Back in September, the Laurel County Correctional Center in Kentucky was in the news for sponsoring an event in response to drug abuse problem in the community.
Their proposed solution? Forming a prayer chain inside and outside the jail as prisoners watched.
That is why Laurel County Jailer Jamie Mosley and other concerned community members are hosting a “Night of Prayer” at the jail on Tuesday night, Aug. 29, at 7 p.m.
“We are asking every citizen and church in Laurel County to come join us in prayer for our inmates, their families, the victims of their crimes, and our staff,” Mosley said. “We all are affected by this villain in Laurel County called ‘drugs.’ We hope to form a prayer chain around each floor and around the entire jail.”
The event brought out approximately 600 people — and inmates were brought out by jail staff to witness it all.
At the time, the Freedom From Religion Foundation said in a letter to Mosley that this was all illegal:
The government cannot legally host a religious event in its facility, promote it in its official capacity, and involve its officials and employees in the event itself. Nor can it use a county jail, in which it literally has a captive audience, to proselytize.

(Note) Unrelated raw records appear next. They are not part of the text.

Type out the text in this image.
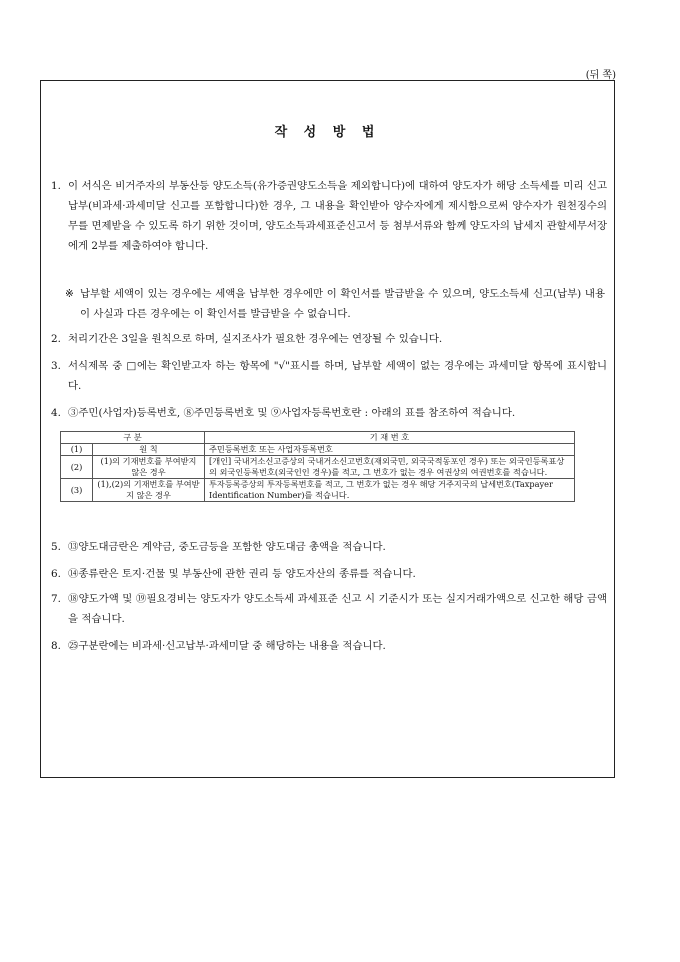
(뒤 쪽)
작 성 방 법
1. 이 서식은 비거주자의 부동산등 양도소득(유가증권양도소득을 제외합니다)에 대하여 양도자가 해당 소득세를 미리 신고납부(비과세·과세미달 신고를 포함합니다)한 경우, 그 내용을 확인받아 양수자에게 제시함으로써 양수자가 원천징수의무를 면제받을 수 있도록 하기 위한 것이며, 양도소득과세표준신고서 등 첨부서류와 함께 양도자의 납세지 관할세무서장에게 2부를 제출하여야 합니다.
※ 납부할 세액이 있는 경우에는 세액을 납부한 경우에만 이 확인서를 발급받을 수 있으며, 양도소득세 신고(납부) 내용이 사실과 다른 경우에는 이 확인서를 발급받을 수 없습니다.
2. 처리기간은 3일을 원칙으로 하며, 실지조사가 필요한 경우에는 연장될 수 있습니다.
3. 서식제목 중 □에는 확인받고자 하는 항목에 "√"표시를 하며, 납부할 세액이 없는 경우에는 과세미달 항목에 표시합니다.
4. ③주민(사업자)등록번호, ⑧주민등록번호 및 ⑨사업자등록번호란 : 아래의 표를 참조하여 적습니다.
구 분		기 재 번 호
(1)	원 칙	주민등록번호 또는 사업자등록번호
(2)	(1)의 기재번호를 부여받지 않은 경우	[개인] 국내거소신고증상의 국내거소신고번호(재외국민, 외국국적동포인 경우) 또는 외국인등록표상의 외국인등록번호(외국인인 경우)를 적고, 그 번호가 없는 경우 여권상의 여권번호를 적습니다.
(3)	(1),(2)의 기재번호를 부여받지 않은 경우	투자등록증상의 투자등록번호를 적고, 그 번호가 없는 경우 해당 거주지국의 납세번호(Taxpayer Identification Number)를 적습니다.
5. ⑬양도대금란은 계약금, 중도금등을 포함한 양도대금 총액을 적습니다.
6. ⑭종류란은 토지·건물 및 부동산에 관한 권리 등 양도자산의 종류를 적습니다.
7. ⑱양도가액 및 ⑲필요경비는 양도자가 양도소득세 과세표준 신고 시 기준시가 또는 실지거래가액으로 신고한 해당 금액을 적습니다.
8. ㉕구분란에는 비과세·신고납부·과세미달 중 해당하는 내용을 적습니다.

The letter also pointed out that it was a problem to include uniformed staffers in the event since it suggested government endorsement of Christianity. Having the prisoners watch it all, the letter continued, was a coercive action as well. Attorney Andrew Seidel also noted that this was only the latest in a long line of constitutional violations for Mosley:
… We have learned that you have sought to reduce prison violence by increasing church services for inmates. You have also implemented Celebrate Recovery, an explicitly Christian twelve-step program. Finally, you claim that over 500 inmates have been baptized in your facility since you took over as jailer in 2011.
In addition to the letter, FFRF filed an open records request for contracts, emails, policies, and more concerning all of these religious events.
It’s been several months since that request. But rather than respond to all the requests, Mosley has only responded to a handful of them — and avoided handing over the most potentially damning pieces of evidence. In fact, last October, Mosley told FFRF that he would not hand over details about employee staffing during the “Night of Prayer” because doing so would “have a reasonable likelihood of threatening the public safety by exposing a vulnerability in preventing, protecting against, mitigating, or responding to a terrorist act.”
I repeat: Telling FFRF whether employees were forced to attend the “Night of Prayer” would allow the terrorists to win.
FFRF also noted a contradiction in his other denials:
He also cited two mutually exclusive exemptions: asserting that producing these records would be overly burdensome and that he is not in possession of the records at all.
After that, the Kentucky attorney general chimed in to say the jail had to respond to FFRF. They had no good reason for rejecting the requests. But Mosley didn’t follow through with that. (Correction: The attorney general’s opinion simply said Mosley’s response violated the Kentucky Open Records Act, not that he had to do anything. It’s now up to a judge to determine if Mosley willfully violated the open records request, in which case FFRF would be entitled to attorneys’ fees and other costs.)
FFRF is asking for an award of incurred costs, including reasonable attorney’s fees. Additionally, it is requesting statutory penalties of up to $25 per day from the date of the request to the date of production for each document that the Laurel County Correctional Center is required to produce in this action.
There’s no reason for the jail to withhold information from FFRF when it pertains to their potentially illegal actions. If anything, they look even more guilty now.
Good on the FFRF for not letting this case slide into oblivion like Mosley clearly hoped they would. The longer he waits to fulfill their open records request, the more money the taxpayers of Kentucky will owe atheists.